BY RISHA INAGANTI
Staff Reporter
President Assanis’s update emails are a way for the university community to learn about important campus updates. Last Earth Day, amongst the list of changes, was the promise of a way to make campus more environmentally friendly with a sustainability office, a request that has been put forth by a number of people around campus.
“I was definitely shocked when I saw the announcement,” Madi Drew, sophomore environmental science major and current president of the Student Sustainability Alliance, said. “It was a super surprising day for all of us.”
Chris Williams, entomology and wildlife ecology professor and sustainability council co-chair, emphasized the importance of a sustainability office, explaining how it would allow for an increase in productivity for the council.
For three years, the university has had a sustainability council, made up of representatives from the university and the greater Newark area. They collectively work on spreading awareness and creating plans to make the university more sustainable, but they cannot truly actualize anything as a volunteer group with no budget.
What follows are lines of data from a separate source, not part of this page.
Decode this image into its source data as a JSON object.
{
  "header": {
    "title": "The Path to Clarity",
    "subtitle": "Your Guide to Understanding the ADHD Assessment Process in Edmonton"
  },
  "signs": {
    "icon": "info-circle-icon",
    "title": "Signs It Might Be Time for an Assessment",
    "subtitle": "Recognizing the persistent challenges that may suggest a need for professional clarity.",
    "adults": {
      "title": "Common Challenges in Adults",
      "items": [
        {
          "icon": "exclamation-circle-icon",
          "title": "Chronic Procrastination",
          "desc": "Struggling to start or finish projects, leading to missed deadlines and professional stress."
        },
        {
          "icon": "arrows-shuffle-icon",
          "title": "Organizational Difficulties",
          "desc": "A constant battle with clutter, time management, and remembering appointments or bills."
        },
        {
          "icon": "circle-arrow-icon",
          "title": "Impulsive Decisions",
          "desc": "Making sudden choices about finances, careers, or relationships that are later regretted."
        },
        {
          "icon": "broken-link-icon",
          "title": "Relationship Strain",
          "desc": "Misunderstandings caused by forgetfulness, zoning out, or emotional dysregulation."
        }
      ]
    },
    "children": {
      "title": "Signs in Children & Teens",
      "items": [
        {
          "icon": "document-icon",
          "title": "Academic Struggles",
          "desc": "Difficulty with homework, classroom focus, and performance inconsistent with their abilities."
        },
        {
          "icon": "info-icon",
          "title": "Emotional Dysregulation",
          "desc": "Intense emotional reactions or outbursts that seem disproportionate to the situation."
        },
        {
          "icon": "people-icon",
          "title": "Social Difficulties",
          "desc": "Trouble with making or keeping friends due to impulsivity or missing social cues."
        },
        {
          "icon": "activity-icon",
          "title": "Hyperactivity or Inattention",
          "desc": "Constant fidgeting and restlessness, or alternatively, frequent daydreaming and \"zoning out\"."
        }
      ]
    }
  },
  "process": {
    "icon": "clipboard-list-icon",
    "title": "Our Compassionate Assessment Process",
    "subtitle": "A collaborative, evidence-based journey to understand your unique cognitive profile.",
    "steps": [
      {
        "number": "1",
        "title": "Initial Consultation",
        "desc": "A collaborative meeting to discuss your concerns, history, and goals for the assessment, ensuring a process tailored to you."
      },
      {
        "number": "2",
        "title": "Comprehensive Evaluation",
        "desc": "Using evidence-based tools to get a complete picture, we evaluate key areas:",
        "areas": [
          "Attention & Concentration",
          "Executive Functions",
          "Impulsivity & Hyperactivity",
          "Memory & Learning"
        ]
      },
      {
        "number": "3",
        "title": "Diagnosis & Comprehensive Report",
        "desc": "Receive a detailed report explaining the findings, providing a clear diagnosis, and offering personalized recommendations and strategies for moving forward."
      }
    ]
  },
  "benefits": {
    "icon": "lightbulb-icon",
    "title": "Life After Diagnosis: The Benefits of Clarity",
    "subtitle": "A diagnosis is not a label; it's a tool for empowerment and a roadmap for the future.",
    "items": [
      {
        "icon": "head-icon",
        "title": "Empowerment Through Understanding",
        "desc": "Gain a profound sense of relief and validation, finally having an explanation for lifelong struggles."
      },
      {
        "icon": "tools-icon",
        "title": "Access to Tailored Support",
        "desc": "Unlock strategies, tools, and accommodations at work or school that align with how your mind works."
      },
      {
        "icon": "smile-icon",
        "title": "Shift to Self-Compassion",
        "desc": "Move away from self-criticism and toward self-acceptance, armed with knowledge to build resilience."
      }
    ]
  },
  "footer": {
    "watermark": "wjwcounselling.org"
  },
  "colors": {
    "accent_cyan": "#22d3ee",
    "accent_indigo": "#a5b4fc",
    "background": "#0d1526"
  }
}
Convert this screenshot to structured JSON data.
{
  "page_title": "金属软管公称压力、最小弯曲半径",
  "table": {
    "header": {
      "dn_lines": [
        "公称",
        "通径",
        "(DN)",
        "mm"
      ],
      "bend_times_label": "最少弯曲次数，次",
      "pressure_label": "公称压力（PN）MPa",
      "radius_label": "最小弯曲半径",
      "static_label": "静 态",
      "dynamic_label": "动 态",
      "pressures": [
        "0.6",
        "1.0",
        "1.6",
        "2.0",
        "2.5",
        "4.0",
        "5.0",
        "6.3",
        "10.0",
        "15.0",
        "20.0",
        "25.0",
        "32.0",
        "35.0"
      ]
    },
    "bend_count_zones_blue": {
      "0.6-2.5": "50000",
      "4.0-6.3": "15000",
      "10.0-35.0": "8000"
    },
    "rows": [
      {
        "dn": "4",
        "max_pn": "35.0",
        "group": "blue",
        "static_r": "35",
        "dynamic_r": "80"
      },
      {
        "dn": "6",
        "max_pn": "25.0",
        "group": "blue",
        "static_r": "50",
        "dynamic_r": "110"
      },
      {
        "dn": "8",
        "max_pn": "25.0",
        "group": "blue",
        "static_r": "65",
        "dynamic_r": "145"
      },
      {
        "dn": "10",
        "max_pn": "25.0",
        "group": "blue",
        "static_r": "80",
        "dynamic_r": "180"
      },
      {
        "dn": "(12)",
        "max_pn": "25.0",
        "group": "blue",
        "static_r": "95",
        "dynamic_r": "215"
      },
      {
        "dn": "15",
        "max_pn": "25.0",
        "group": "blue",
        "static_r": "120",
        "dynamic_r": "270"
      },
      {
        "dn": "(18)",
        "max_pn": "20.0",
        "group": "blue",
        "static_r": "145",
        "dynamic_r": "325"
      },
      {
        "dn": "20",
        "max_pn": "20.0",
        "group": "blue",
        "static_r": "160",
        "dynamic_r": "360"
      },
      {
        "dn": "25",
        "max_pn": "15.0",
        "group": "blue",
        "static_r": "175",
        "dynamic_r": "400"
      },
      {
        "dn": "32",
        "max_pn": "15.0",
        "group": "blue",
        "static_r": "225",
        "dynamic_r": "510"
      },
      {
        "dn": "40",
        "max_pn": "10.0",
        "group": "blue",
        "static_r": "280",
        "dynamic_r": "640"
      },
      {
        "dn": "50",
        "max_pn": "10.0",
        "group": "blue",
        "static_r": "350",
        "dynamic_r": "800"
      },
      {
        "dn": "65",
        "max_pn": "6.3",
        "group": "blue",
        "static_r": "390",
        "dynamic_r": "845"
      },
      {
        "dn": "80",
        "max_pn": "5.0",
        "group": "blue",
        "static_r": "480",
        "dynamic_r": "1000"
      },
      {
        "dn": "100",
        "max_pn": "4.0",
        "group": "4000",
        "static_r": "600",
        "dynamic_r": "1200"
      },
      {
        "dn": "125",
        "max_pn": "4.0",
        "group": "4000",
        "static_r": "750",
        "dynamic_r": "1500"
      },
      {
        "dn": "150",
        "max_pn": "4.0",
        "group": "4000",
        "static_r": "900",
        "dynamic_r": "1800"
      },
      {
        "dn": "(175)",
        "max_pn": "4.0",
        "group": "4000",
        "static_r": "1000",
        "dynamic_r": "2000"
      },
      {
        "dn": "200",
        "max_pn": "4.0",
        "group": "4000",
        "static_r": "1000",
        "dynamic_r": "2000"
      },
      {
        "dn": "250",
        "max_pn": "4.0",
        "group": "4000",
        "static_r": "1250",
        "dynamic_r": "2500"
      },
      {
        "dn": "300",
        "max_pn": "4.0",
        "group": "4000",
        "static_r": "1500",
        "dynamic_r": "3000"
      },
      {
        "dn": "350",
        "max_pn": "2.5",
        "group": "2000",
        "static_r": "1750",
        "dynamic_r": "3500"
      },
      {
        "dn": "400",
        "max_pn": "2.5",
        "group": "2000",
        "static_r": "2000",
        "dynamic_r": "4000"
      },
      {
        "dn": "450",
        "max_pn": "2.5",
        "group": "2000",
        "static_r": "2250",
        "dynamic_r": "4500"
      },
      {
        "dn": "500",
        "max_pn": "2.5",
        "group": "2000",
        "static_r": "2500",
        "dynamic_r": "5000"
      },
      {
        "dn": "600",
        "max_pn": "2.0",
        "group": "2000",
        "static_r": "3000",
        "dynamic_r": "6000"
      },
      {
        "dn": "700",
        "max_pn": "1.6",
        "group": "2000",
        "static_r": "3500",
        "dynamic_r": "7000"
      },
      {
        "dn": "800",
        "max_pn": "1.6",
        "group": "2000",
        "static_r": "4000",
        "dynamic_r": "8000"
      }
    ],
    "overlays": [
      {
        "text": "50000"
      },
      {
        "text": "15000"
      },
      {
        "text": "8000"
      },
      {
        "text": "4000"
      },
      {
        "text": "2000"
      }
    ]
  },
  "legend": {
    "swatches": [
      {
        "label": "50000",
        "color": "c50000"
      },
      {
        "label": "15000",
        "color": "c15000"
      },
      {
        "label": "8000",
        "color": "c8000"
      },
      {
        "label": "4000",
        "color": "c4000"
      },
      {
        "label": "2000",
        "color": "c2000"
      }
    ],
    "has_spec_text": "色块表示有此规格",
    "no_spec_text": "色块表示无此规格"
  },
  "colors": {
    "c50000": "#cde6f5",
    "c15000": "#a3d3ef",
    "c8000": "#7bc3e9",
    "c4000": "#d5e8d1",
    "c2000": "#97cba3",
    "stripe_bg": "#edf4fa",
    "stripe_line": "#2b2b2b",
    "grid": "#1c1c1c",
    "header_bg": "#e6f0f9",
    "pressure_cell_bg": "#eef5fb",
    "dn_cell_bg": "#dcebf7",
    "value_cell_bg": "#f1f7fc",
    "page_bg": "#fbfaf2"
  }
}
“The office would allow UD to make strives in the right direction as far as sustainability goes,” Wylie Feaster, a senior environmental studies major and president of Students for the Environment, said. “These are changes that we really need to start worrying about.”
According to Feaster, the sustainability office will be a group that serves within the office of the provost and acts as a single body to govern environmental efforts on campus. This would allow the council to work on making a sustainability requirement for first year seminars, creating new areas of environmental study and hiring a management director for budgeting and marketing of sustainability actions.
“The office would be more than just improving the planet,” Williams said. “It also affects school rankings and general appeal, and really would be a win for everyone.”
Despite the university promising the office would be up and running this semester, students and faculty returned to campus this fall and found that no progress had been made.
According to Williams, the failure to make progress on the sustainability office was due to the dedication to training and preparing Laura Carlson, the university’s new provost, for the school year.
Drew said that she understands why getting Carlson prepared for the year was the higher priority, but she wishes the university’s administration was more open with their plan of action.
“There’s a lack of communication,” Drew said. “The only reason I know anything is because I’ve been searching for it and constantly asking about it. And that’s not right”
The university has opened applications for a job titled “Director of Sustainable Operations” for the office. The DSO will work closely with the Vice Provost for Sustainability and the sustainability council to manage all aspects of sustainable operations, including implementation, budgeting and staffing needs.
As of publication, the university has not made any public statement on the office’s progression, but according to Drew, in private email threads they have said they are confident they will hire someone by the end of the semester.
According to Drew and Feaster, environmental RSOs are waiting to see what the university officially announces and for now are anticipating that what was said in emails is true. However, the slow progression has caused doubt for many about the university’s sincerity.
“I don’t want to sound like I’m throwing anyone under the bus but it feels like they’re lying about every step of the process,” Feaster said. “Administration will say they’re so far along when in reality they aren’t at all.”